Drug Design Toolbox software (DDT), a Matlab environment software developed in our group, allows calculation of the CoMSA molecular descriptors, PLS analysis, IVE-PLS variable elimination and molecular visualization.
DDT consists of two software layers. Firs layer performs all calculations and basic input – output operations including importing and exporting molecular data. All first layer functions can be accessed by Matlab command line and can be easily linked to other Matlab functions and scripts. Second layer is a graphical user interface. All calculations run by the second layer are accomplished by appropriate first layer functions. Thus, the second layer requires the first and the first can be used as stand alone command line only toolbox.
Our software is capable of importing and exporting molecular data form mol2 Sybyl files and ctx CACTVS files. However, during calculations DDT operates its own molecular format IQF (internal QSAR format). Similarly, data resulted form QSAR modeling are stored in DDT format, namely UQS (universal QSAR structure). Both formats, IQF and UQS, are XML based and can be saved as plain text files or in Matlab binary format. Moreover, in order to organize and simplify batch operations on huge molecular data DDT can create special directories QDB (QSAR data base) containing molecular series in IQF formats. Such directories can be easily accessed by DDT batch routines speeding up operations on huge molecular series.

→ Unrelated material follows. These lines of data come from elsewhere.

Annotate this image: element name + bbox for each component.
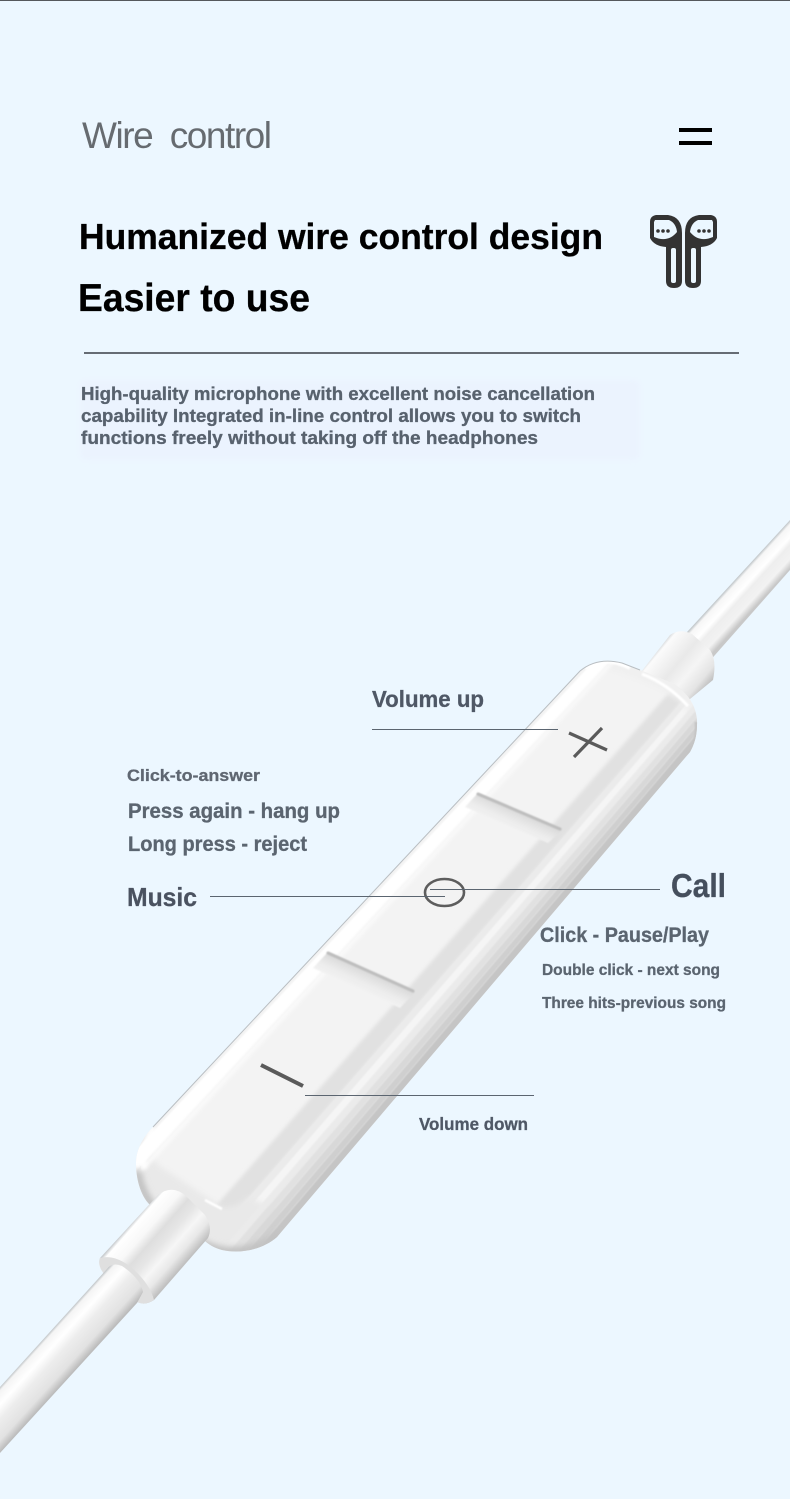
text: call controls list: Press again - hang up — [128, 799, 340, 823]
label: Volume down: Volume down — [419, 1114, 528, 1134]
lower slot — [313, 952, 415, 1008]
label: Call: Call — [671, 867, 726, 904]
text: music controls list: Three hits-previous song — [542, 995, 726, 1012]
upper cable — [676, 520, 790, 672]
text: call controls list: Click-to-answer — [127, 766, 260, 785]
intro paragraph — [80, 380, 640, 460]
icon: minus — [261, 1065, 303, 1086]
icon: plus — [569, 728, 607, 757]
heading: Humanized wire control design: Humanized wire control design — [79, 216, 603, 257]
intro paragraph: High-quality microphone with excellent noise cancellation — [81, 383, 595, 404]
remote body edge — [153, 661, 640, 1127]
text: music controls list: Double click - next song — [542, 962, 720, 979]
top end cap shading — [670, 686, 686, 698]
lower cable — [0, 1265, 143, 1453]
text: call controls list: Long press - reject — [128, 832, 307, 856]
remote body — [136, 662, 698, 1252]
icon: menu bars — [679, 128, 712, 145]
upper collar — [641, 631, 714, 699]
end highlights — [137, 1170, 280, 1252]
text: call controls list — [127, 766, 340, 856]
lower collar end ring — [99, 1257, 154, 1304]
section title: Wire control: Wire control — [82, 115, 272, 156]
heading: Easier to use: Easier to use — [78, 277, 310, 320]
intro paragraph: functions freely without taking off the headphones — [81, 427, 538, 448]
upper slot — [465, 793, 562, 843]
text: music controls list — [540, 923, 726, 1012]
icon: circle button — [425, 879, 464, 906]
label: Volume up: Volume up — [372, 686, 484, 712]
lower collar — [99, 1190, 210, 1304]
bottom end cap shading — [145, 1164, 260, 1245]
icon: earbuds — [650, 215, 717, 288]
in-line remote control product illustration — [0, 520, 790, 1453]
intro paragraph: capability Integrated in-line control allows you to switch — [81, 405, 581, 426]
text: music controls list: Click - Pause/Play — [540, 923, 709, 947]
label: Music: Music — [127, 882, 197, 912]
divider line — [84, 352, 739, 354]
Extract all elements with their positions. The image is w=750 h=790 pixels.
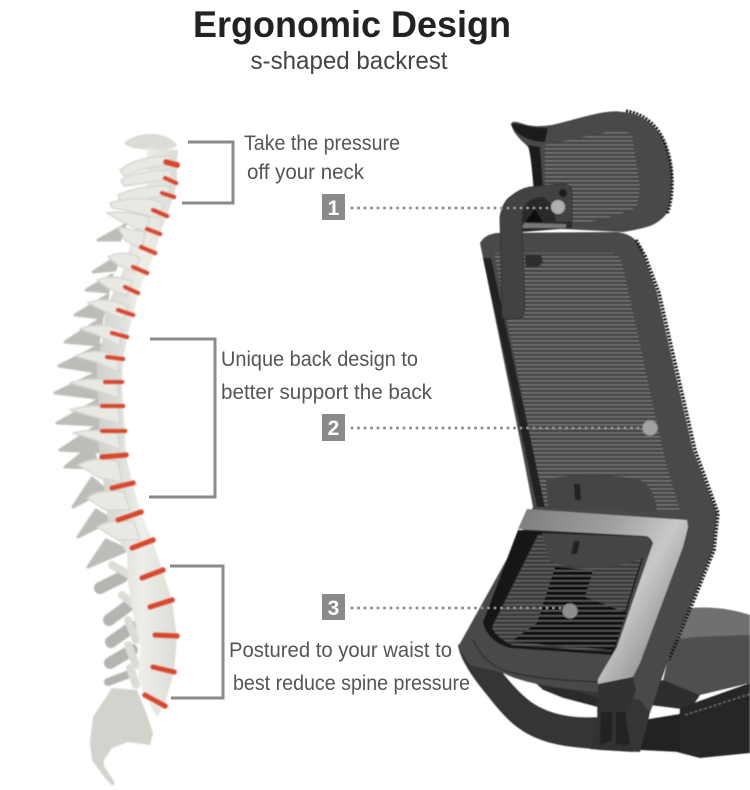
office chair [458,111,750,758]
transverse plates [70,156,172,540]
mechanism highlight [685,694,750,715]
seat underside [650,680,700,710]
center connector [590,677,636,752]
seat top [664,607,750,642]
bracket: neck [182,142,233,203]
lumbar knobs [112,565,138,685]
backrest edge mesh [636,240,718,660]
label: back [221,348,432,404]
label: back: Unique back design to [221,348,418,371]
headrest [511,111,672,232]
lower strut [533,681,597,707]
backrest frame [458,232,717,713]
label: waist [229,639,470,695]
base mechanism [677,683,750,758]
tilt bracket [640,714,680,752]
lumbar dark mesh [510,567,627,650]
arm hole backing [522,190,572,232]
spine illustration [55,134,178,786]
subtitle: s-shaped backrest [250,47,448,75]
number badge 3 [322,594,345,620]
hoop opening [503,673,597,717]
lumbar pad upper [546,476,657,512]
silver accent bar [518,509,688,684]
label: back: better support the back [221,381,432,404]
atlas vertebra [124,134,177,150]
label: neck: off your neck [247,161,364,184]
leader line 1 [352,200,565,214]
headrest mesh [545,131,640,226]
label: waist: Postured to your waist to [229,639,452,662]
sacrum [90,688,153,786]
spinous process spikes [55,225,128,567]
bottom hoop frame [458,630,668,752]
lumbar pad lower [542,533,653,567]
label: neck [244,132,400,184]
number badge 2: 2 [328,417,339,440]
lower panel opening [483,530,650,655]
number badge 1: 1 [328,197,340,220]
number badge 3: 3 [328,597,339,620]
headrest rim mesh [626,111,672,214]
backrest upper mesh [494,253,680,510]
vertebral column [97,148,178,717]
headrest arm [500,184,572,319]
lower mesh [492,535,648,652]
collar clip [525,255,543,267]
intervertebral discs [102,162,177,706]
bracket: back [149,339,215,497]
bracket: waist [170,566,223,698]
arm pivot [559,189,567,197]
seat fabric [663,635,750,695]
label: neck: Take the pressure [244,132,400,155]
lumbar lobes [100,577,132,682]
leader line 2 [352,420,658,436]
number badge 1 [322,194,345,220]
title: Ergonomic Design [193,4,511,45]
headrest left edge [528,145,546,228]
panel bottom crease [473,640,597,682]
left frame shadow [483,258,545,507]
label: waist: best reduce spine pressure [233,672,470,695]
leader line 3 [352,604,578,618]
number badge 2 [322,414,345,441]
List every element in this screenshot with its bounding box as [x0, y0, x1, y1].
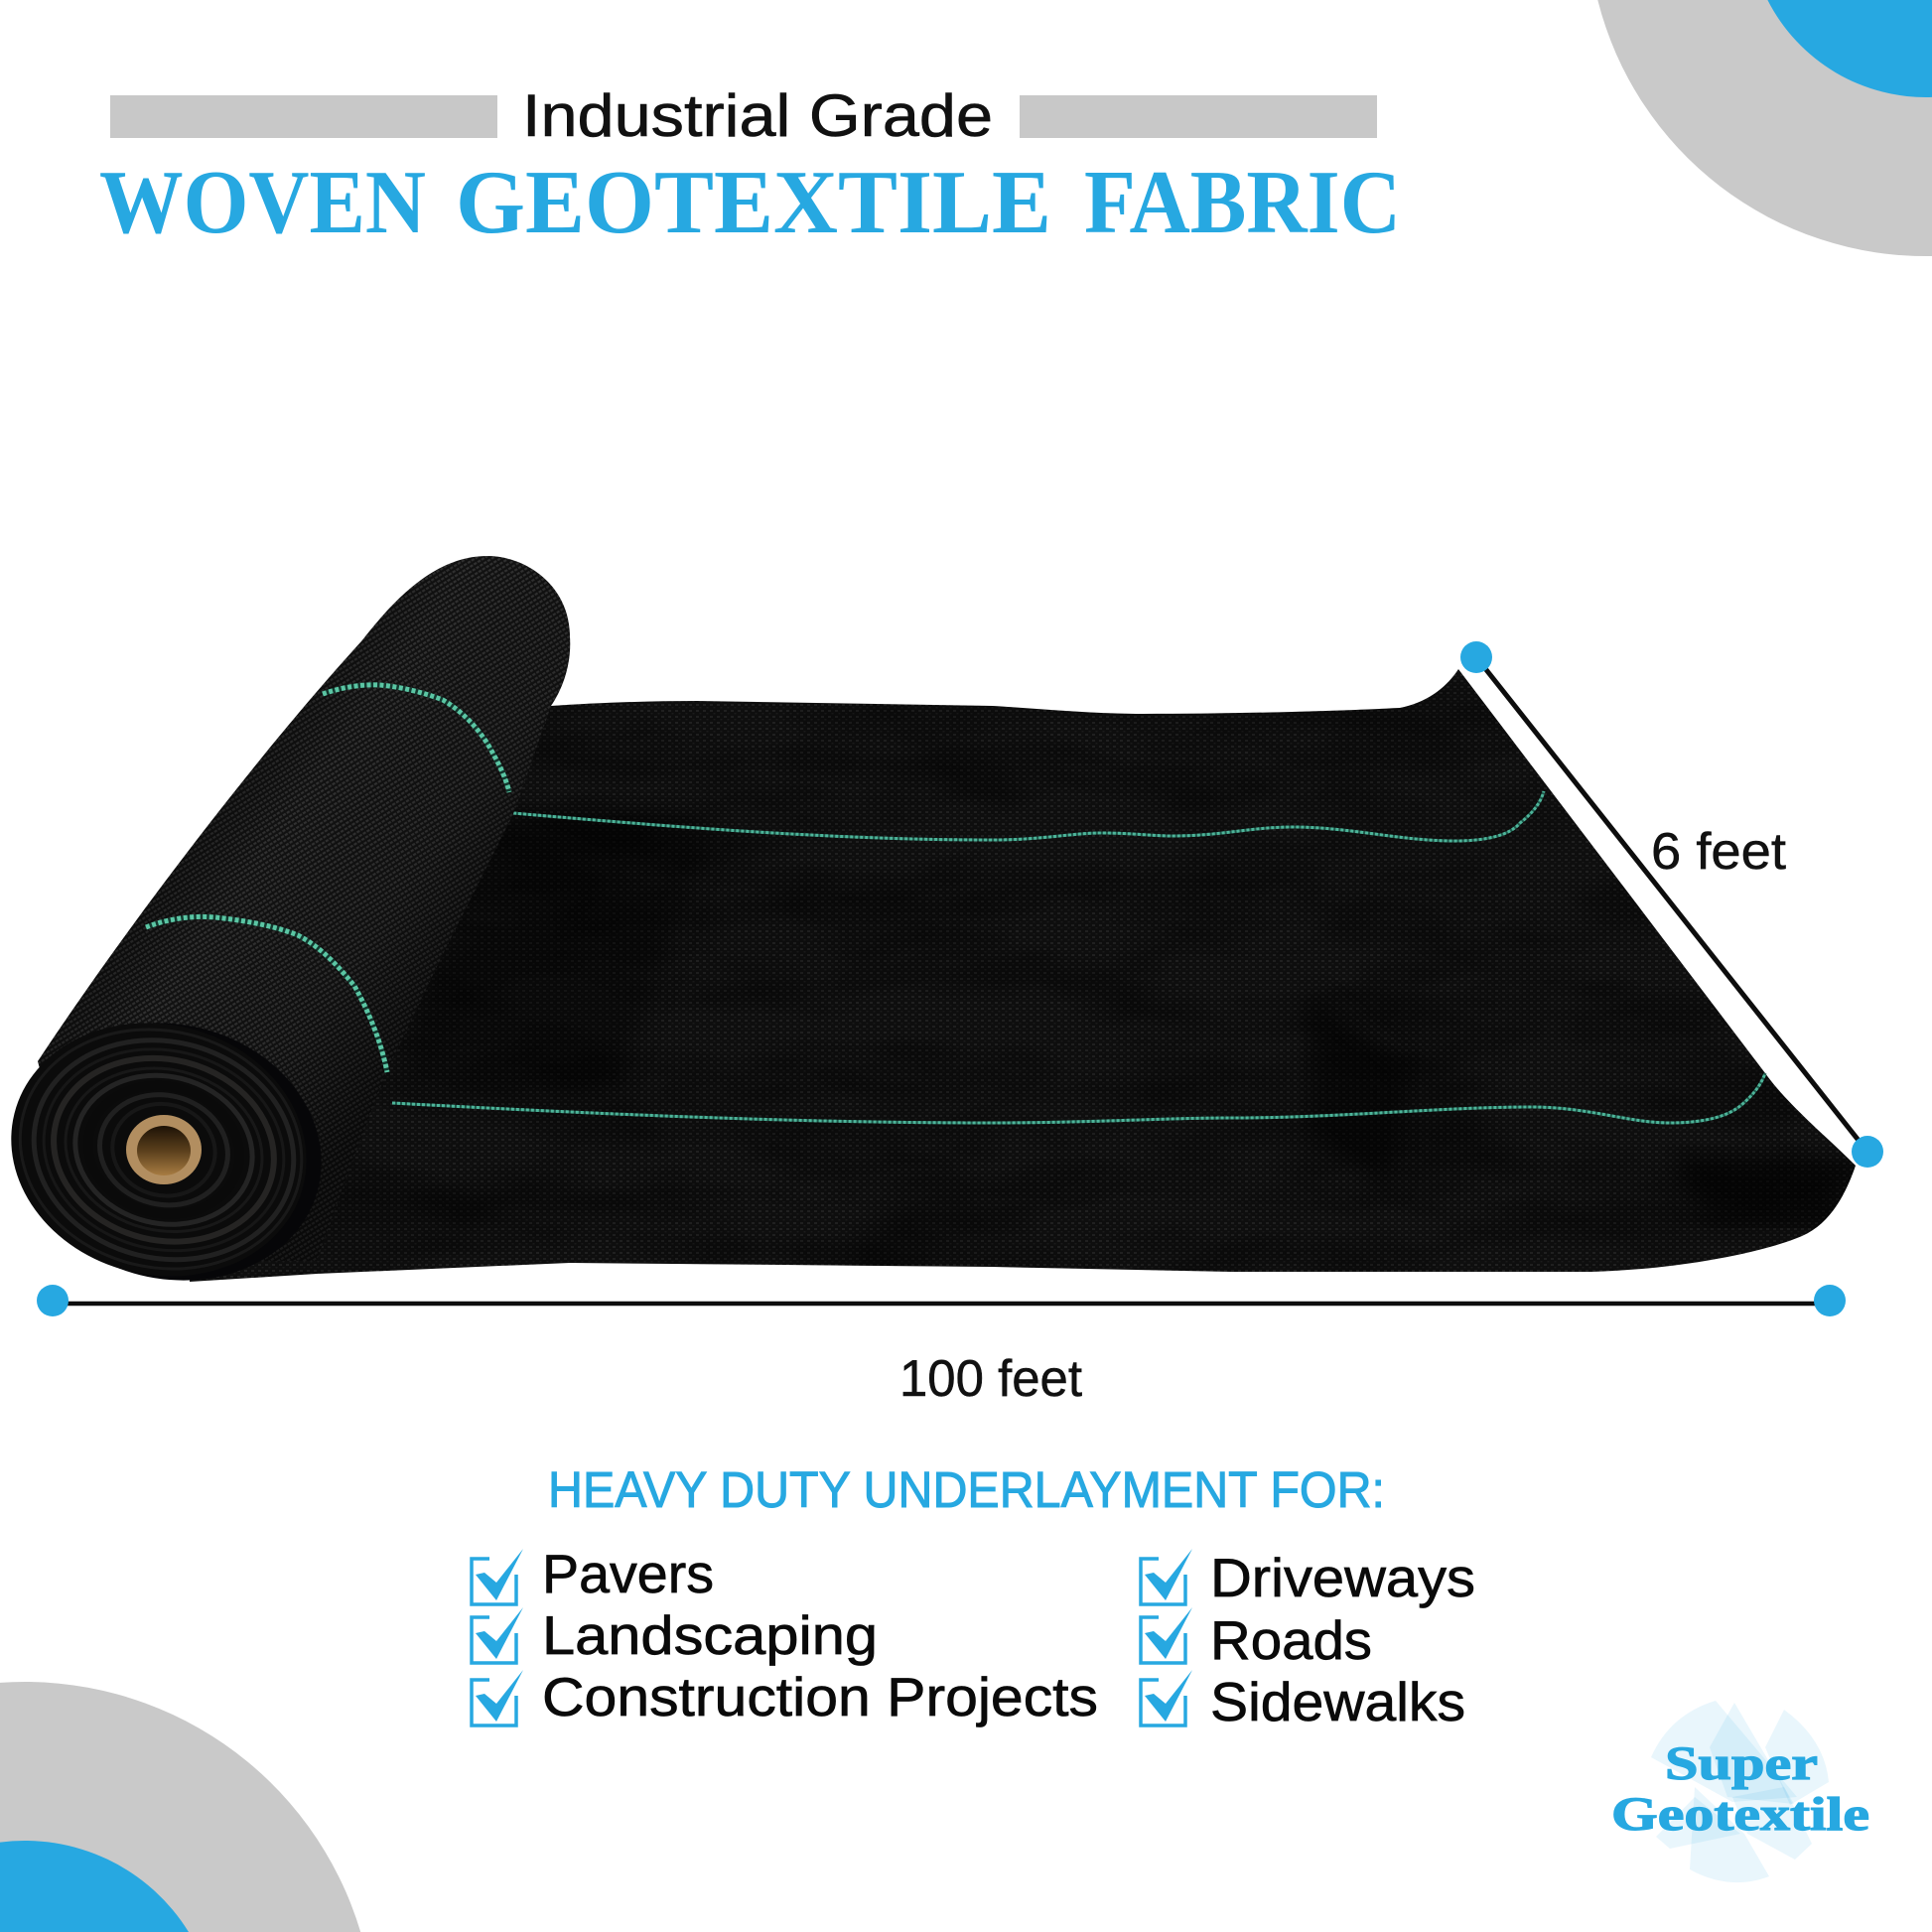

The toolbox allows one a generation of the van der Waals molecular surfaces and a calculation of the electrostatic potential. However, partial charges have to be calculated using a third party software. There is ALOGP method implemented, thus a lipophilic potential can also be calculated using the slightly modified Audry et al. method.
Molecular descriptors can be calculated by grid (s-CoMSA) and SOM (SOM-CoMSA) formalisms, though, the freeware Kohonen SOM toolbox is required to use the latter method. DDT makes available several data preprocessing protocols. Quantitative modeling can be realized by PCR and PLS method. Both UVE-PLS and the several versions of IVE-PLS were implemented in DDT.
DDT is also a useful tool for molecular visualization, allowing to analyze the importance of the molecular surface sectors important for the activity. A variety of coloring maps are available as described in previous publications.
DDT web site is still under construction. We apologize for any inconvience.